The village continued to revolve around manufacturing for many years, until the mid-20th century when most manufacturing, especially fabric mills, moved out of New England.

== Shawsheen River ==

The Shawsheen River has always played an important role in Ballardvale, powering its earliest mills. The Ballardvale Millpond and dam on Andover Street are focal points of the area.

By the start of the 20th century, Ballardvale had become a center for river outings. Couples paddled canoes along the Shawsheen or took rides on the motor yacht William Ballard. The river remains popular with canoeists. A prominent access point is adjacent to the dam.

Today the Shawsheen River Reservation, owned and operated by the Andover Village Improvement Society (A.V.I.S.), runs along the river from the village towards central Andover. The reservation is designed both to preserve natural resources and to provide space for passive reservation, such as walking. The Shawsheen River is home to many animals like geese, swans, and many kinds of fish.

== Historic architecture ==

Ballardvale is home to many fine examples of 19th-century architecture. Styles represented include Greek Revival, Gothic Revival, Italianate, and Queen Anne style Victorian. Historic homes include both those originally occupied by mill workers as well as mill owners. Ballardvale is a locally recognized Historic District, with specialized zoning regulating changes made to properties in the area.

== Transportation ==

The railroad has always been important to Ballardvale, with a rail line running north–south through the village. Local as well as distance trains ran through the village starting on July 3, 1848. According to Boston & Maine railroad reports, a 'large and commodious station house' was built. In 1881, 56 feet of the original 135 feet of the station was turned 90 degrees and moved to 174 Andover Street, where it still exists. This portion of the station remained the property of B&M railroad until 1925. The other 78 feet was torn down around 1950. Today "Ballardvale" is a stop on the Haverhill line of the commuter rail operated by the Massachusetts Bay Transportation Authority (MBTA). Pan Am Railways freight trains also run regularly through the village. There is a gated railroad crossing at the intersection of Andover and Tewksbury Streets.

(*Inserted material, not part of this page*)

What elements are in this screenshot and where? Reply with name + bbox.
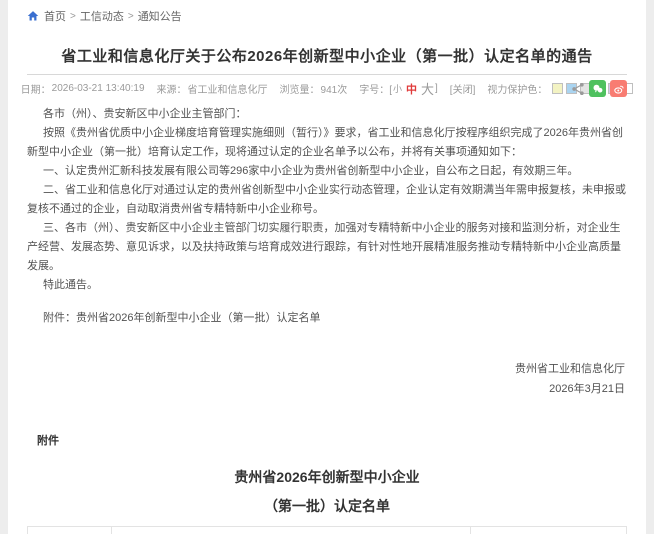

Interstate 93 passes through Ballardvale, with one exit serving the village directly at Dascomb Road. This exit also serves Andover proper and Tewksbury.

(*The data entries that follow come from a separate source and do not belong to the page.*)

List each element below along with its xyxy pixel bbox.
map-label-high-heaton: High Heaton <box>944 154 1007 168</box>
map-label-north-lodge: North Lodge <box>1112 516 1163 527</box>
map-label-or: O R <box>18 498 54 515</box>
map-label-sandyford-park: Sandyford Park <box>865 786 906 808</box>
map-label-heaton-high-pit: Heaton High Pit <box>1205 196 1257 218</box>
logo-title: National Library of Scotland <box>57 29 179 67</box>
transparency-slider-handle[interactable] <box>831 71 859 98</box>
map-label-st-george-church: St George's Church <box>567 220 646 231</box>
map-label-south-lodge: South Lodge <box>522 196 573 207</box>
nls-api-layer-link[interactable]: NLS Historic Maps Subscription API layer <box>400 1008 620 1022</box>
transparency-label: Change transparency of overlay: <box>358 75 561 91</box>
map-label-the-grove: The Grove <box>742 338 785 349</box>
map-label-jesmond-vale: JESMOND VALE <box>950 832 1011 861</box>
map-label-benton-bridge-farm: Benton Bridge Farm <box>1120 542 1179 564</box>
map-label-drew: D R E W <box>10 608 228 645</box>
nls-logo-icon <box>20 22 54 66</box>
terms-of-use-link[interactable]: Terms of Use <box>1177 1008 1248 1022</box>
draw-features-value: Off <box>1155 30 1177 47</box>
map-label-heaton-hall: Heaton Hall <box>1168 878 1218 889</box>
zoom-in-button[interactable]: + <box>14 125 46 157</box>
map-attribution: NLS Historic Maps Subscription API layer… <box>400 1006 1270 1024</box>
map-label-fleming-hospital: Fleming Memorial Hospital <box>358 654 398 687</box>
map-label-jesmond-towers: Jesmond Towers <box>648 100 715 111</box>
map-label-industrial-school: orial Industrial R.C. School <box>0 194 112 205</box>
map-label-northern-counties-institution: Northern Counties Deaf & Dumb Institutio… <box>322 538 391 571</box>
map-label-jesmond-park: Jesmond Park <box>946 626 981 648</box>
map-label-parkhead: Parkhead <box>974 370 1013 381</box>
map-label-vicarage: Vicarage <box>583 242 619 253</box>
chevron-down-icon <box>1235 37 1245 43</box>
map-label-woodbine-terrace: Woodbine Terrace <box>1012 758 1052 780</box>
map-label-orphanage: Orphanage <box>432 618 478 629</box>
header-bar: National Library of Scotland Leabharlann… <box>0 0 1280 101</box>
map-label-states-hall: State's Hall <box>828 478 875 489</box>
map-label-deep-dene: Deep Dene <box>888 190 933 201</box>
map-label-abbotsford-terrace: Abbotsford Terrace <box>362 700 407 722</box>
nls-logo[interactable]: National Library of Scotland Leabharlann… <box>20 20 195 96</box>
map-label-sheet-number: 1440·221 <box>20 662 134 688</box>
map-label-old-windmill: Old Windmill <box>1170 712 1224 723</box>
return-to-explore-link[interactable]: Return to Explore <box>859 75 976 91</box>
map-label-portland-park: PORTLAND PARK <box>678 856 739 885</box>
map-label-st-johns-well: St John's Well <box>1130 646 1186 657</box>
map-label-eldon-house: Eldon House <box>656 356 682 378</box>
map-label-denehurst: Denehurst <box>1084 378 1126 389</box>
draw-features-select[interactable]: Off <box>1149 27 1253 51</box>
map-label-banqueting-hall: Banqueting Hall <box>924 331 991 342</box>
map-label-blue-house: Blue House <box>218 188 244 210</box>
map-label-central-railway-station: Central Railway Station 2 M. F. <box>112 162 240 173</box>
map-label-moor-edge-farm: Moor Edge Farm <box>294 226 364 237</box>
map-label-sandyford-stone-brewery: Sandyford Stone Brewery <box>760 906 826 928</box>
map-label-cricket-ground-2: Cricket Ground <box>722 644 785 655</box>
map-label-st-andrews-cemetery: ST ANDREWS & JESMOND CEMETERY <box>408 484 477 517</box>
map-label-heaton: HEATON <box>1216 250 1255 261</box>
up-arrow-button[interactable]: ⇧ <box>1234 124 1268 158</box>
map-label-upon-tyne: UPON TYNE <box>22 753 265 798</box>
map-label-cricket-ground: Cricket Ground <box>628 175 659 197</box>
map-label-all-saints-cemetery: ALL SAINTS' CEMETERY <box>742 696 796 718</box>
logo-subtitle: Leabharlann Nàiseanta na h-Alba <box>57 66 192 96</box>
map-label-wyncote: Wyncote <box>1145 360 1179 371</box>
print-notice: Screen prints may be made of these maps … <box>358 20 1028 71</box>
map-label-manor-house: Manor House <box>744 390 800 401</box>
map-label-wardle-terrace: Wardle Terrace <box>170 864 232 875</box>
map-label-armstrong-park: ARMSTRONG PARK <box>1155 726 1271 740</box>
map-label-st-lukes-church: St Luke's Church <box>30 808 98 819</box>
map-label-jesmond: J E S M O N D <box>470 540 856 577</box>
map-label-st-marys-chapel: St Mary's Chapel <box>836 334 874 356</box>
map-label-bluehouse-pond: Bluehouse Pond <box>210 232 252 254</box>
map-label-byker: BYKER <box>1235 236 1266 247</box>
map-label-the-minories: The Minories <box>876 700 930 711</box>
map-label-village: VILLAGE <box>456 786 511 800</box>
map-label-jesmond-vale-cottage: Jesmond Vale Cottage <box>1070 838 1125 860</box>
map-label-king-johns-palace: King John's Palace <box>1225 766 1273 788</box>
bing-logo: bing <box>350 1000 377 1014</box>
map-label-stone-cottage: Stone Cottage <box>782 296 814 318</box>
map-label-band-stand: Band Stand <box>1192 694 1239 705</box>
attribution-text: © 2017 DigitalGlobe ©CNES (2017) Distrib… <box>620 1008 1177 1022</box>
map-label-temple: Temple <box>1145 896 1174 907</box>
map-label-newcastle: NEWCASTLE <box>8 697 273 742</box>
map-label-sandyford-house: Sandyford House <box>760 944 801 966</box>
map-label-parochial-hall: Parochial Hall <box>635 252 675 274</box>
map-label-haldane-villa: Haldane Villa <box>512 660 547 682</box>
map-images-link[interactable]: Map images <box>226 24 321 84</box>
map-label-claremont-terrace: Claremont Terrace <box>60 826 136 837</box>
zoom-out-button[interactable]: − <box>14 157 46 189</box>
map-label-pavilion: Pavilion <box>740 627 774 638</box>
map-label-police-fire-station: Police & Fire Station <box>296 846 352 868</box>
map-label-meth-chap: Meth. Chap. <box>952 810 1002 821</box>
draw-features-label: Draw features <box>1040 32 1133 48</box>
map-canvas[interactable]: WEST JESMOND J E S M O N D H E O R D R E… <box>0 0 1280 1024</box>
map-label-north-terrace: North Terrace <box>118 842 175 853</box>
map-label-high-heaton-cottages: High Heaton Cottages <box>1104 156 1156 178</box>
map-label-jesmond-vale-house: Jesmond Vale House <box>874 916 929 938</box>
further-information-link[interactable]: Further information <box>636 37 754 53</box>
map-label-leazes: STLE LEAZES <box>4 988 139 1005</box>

== Other village features ==

Despite being located within the larger town of Andover, Ballardvale is still a functioning village, with its own local resources.

A U.S. Post Office, fire station, pizza parlor, and retail shops are all located along Andover Street.

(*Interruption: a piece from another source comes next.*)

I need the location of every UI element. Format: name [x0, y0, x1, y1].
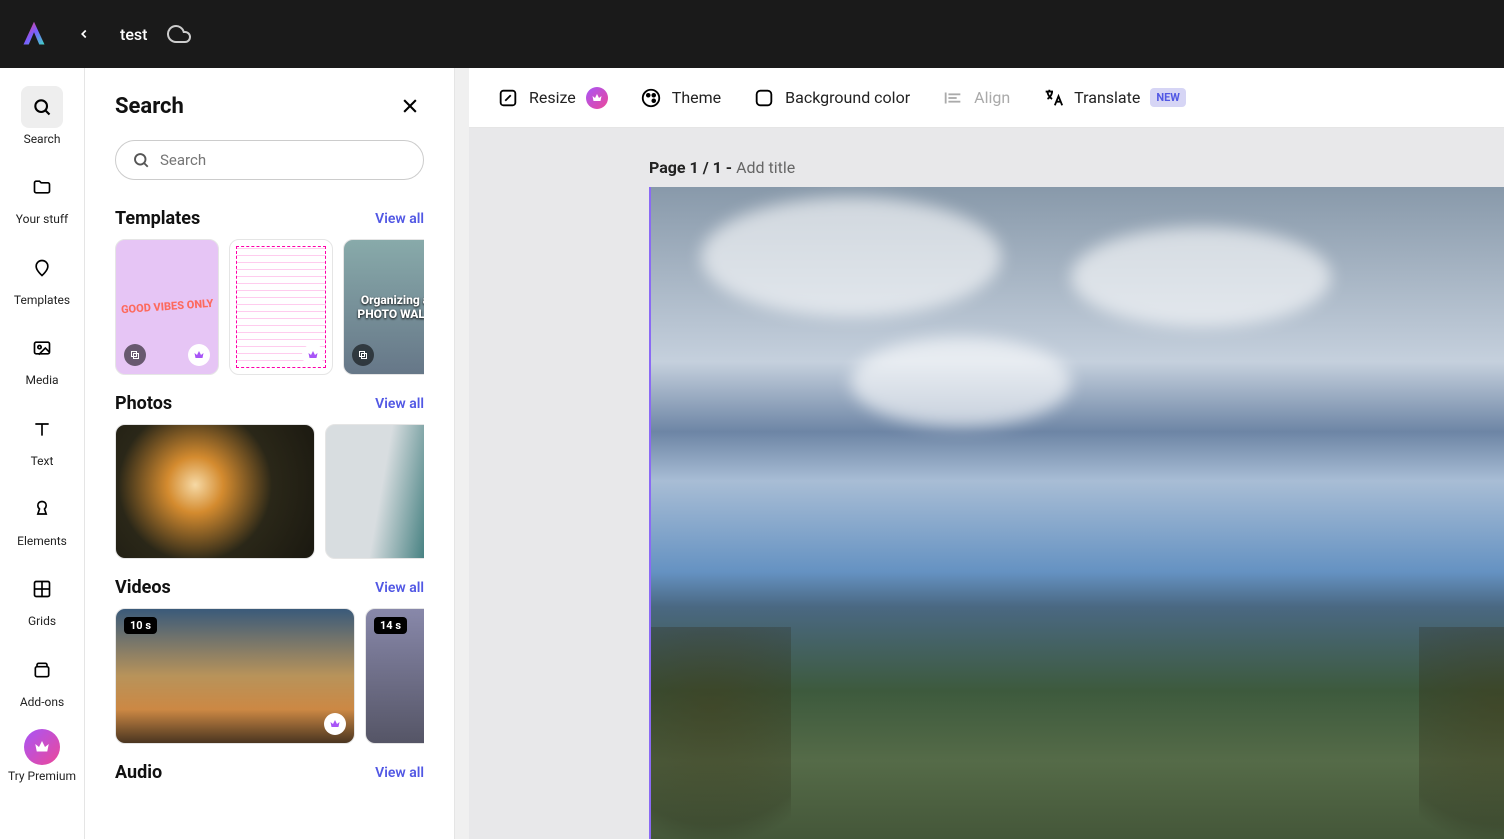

The village is home to two churches. The historic St. Joseph's on High Vale Street, built in 1881, is a "mission church" of St. Augustine's in downtown Andover, and remains open for Sunday Mass. Ballardvale United, on Clark Road, was formed in 1955 after the union of two smaller churches, the Union Congregational Church and Methodist Episcopal Church.

The Ballardvale Green is a small park located at the intersection of Andover Street and Center Street. Across the way is a large playground, where generations of children have played. The site was for many years occupied by a large public boarding house.

Located around the corner on Clark Road, the Burns Reservation, owned and operated by the Andover Village Improvement Society (A.V.I.S.) is 5 acre tract of undeveloped woods and wetland.

The Union Congregational Church still stands, though it has been altered by multiple fires. In the 1970s it was used as a paint/hardware store. After another fire it was rebuilt as a residence.